On dakika sonra madam kırıta kırıta kahveyi getirdi. Karı, koca başladılar yalvarmaya. Ben de biraz yumuşamış göründüm. Nihayet lokomotif geldi. Katarımız hareket ederek Akşehir istasyonuna geldiğimizde Kalem Reisi Erzincanlı Yarbay İsmail Hakkı, Merkez Kumandanı Edirne Harbiyesi’nden Yüzbaşı Bahri, istasyon şefi ve daha bazı eşhas beni karşıladılar. Merkez kumandanı ile tanışıklığımız olduğundan ilk evvel o yaklaşarak el sıkıştıktan sonra tekmil haberlerini verdi:
            —Müfettişi tevkif ettim. İp de hazır.
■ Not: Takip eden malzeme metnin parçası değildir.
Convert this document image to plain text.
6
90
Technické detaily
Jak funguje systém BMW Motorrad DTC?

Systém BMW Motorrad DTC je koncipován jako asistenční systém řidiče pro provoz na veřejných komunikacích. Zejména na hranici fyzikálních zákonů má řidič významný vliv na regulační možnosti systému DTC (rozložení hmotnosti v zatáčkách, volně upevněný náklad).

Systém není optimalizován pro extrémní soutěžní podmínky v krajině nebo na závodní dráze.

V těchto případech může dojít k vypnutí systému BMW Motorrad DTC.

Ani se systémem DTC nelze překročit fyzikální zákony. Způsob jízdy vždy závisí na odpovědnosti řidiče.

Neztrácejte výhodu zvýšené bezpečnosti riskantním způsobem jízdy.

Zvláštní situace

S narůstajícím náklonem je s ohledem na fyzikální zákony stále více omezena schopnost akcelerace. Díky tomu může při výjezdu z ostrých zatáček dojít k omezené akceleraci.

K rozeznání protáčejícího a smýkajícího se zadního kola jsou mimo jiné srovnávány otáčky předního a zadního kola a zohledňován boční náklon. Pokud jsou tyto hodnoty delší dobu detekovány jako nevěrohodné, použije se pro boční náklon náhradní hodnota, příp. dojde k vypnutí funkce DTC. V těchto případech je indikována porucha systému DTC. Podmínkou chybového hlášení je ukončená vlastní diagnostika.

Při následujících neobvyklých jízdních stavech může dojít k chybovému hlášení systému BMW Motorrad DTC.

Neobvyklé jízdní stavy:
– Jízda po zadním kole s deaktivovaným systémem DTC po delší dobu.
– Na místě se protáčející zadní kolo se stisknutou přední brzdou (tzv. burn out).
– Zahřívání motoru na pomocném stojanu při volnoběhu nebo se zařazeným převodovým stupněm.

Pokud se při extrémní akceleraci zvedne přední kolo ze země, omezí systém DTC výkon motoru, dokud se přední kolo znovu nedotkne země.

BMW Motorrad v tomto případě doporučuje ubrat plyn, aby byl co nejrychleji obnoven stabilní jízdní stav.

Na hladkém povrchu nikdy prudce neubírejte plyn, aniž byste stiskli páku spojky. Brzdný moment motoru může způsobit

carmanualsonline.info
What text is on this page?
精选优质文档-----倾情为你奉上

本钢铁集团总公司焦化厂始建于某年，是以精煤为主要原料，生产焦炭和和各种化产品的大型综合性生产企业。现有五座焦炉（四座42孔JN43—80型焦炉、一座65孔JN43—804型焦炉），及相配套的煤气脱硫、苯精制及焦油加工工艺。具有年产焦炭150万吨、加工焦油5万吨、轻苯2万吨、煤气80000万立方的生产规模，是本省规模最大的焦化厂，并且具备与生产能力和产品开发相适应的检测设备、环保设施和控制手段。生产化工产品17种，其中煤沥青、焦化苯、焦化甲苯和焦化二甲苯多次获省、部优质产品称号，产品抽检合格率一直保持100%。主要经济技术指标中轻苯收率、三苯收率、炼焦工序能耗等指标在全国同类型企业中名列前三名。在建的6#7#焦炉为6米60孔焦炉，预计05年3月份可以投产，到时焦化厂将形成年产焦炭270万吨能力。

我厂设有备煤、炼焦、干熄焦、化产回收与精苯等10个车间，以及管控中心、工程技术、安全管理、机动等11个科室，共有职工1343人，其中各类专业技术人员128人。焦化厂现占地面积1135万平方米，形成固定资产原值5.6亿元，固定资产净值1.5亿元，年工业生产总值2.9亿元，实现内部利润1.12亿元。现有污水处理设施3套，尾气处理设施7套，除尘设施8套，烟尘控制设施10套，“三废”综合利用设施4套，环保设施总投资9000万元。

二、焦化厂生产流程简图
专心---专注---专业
            —Ala, keratayı asıvereyim de başkalarına ibret olsun. Nerede o?
            —İstasyon odasında mevkuf:
            O sırada kalem reisi yanıma sokularak elimi sıktı. Arkasından da:
            —Evladım, şu ak saçlarıma bak. Senden rica ediyorum. Şu adamı asma.
Diye yalvarmaya başladı. İstasyon şefi de öyle. Nihayet herifin yanına yaklaştım. Tir, tir titriyordu. İki tarafında zebella gibi iki süngülü Mehmetçik. Üçüncüsünün elinde de bir sağlam ip. Odanın köşesine tıkılmış. Onun yanına sokularak:
            —Bana bak köpek. Bu milletin ekmeğini yiyorsun. Hem de hıyanet ediyorsun ha!.
Maksadınızın Yunan ordusunun karşısına bir Türk ordusu çıkmaması için her türlü hileye müracaat ettiğinizi biliyoruz. Lakin ne yaparsanız yapınız bir gün gelecek bu it sürüsünü biz tepeleyeceğiz. Bir kısmını da kazığa vuracağız. İşte seni bu beyefendilerin hatırı için bırakıyorum. Ama daha ziyade o günleri görmen ve her gün kederinden gebermen için affediyorum. Lakin bundan sonra vazife görmeyeceksin.
            Diyerek kâğıda ve kaleme sarılıp Miralay Rafet Bey’e vuku hali yazdım. Azlini de istirham ettim. Mektubu yolcu vagonunda olup Konya’ya gitmekte olan Kurmay Binbaşı İskender Bey’e vererek gönderdim.
            Kısa bir zaman sonra da o herifin defedildiğini haber aldım. Biz toparlanmağa çalışırken hatır hayale gelmez sürü sürü engellerle de böyle uğraşıyorduk.
            Akşehir’de bulunan piyade depo taburu emrime verildi. Gelecek hayvanlara tabur eratını bindirerek dördüncü süvari alayını teşkile memur edildim. Her gün beş on hayvan getirildiğinden münavebe ile hayvan bakımı ve biniş öğretiliyordu.
Akşehir’de günler geçiyor. Bölükler günden güne kuvvetleniyor. Sıkı bir talim ve terbiye neticesinde piyade taburu süvari hüviyetine giriyordu ki; ani olarak aşağıdaki telgrafı aldım:
                                               “Dördüncü Süvari Alay K.
            Yalnız Akşehir’e getirdiğin kuvvetleri alarak trenle Afyonkarahisar’ına hareket ediniz.
                                                                                              Rafet”

            Bölük ve makineli takımla bir iki saat zarfında hazırlanarak trene binip aynı gün Afyonkarahisar’ında inerek hanlara yerleştik.”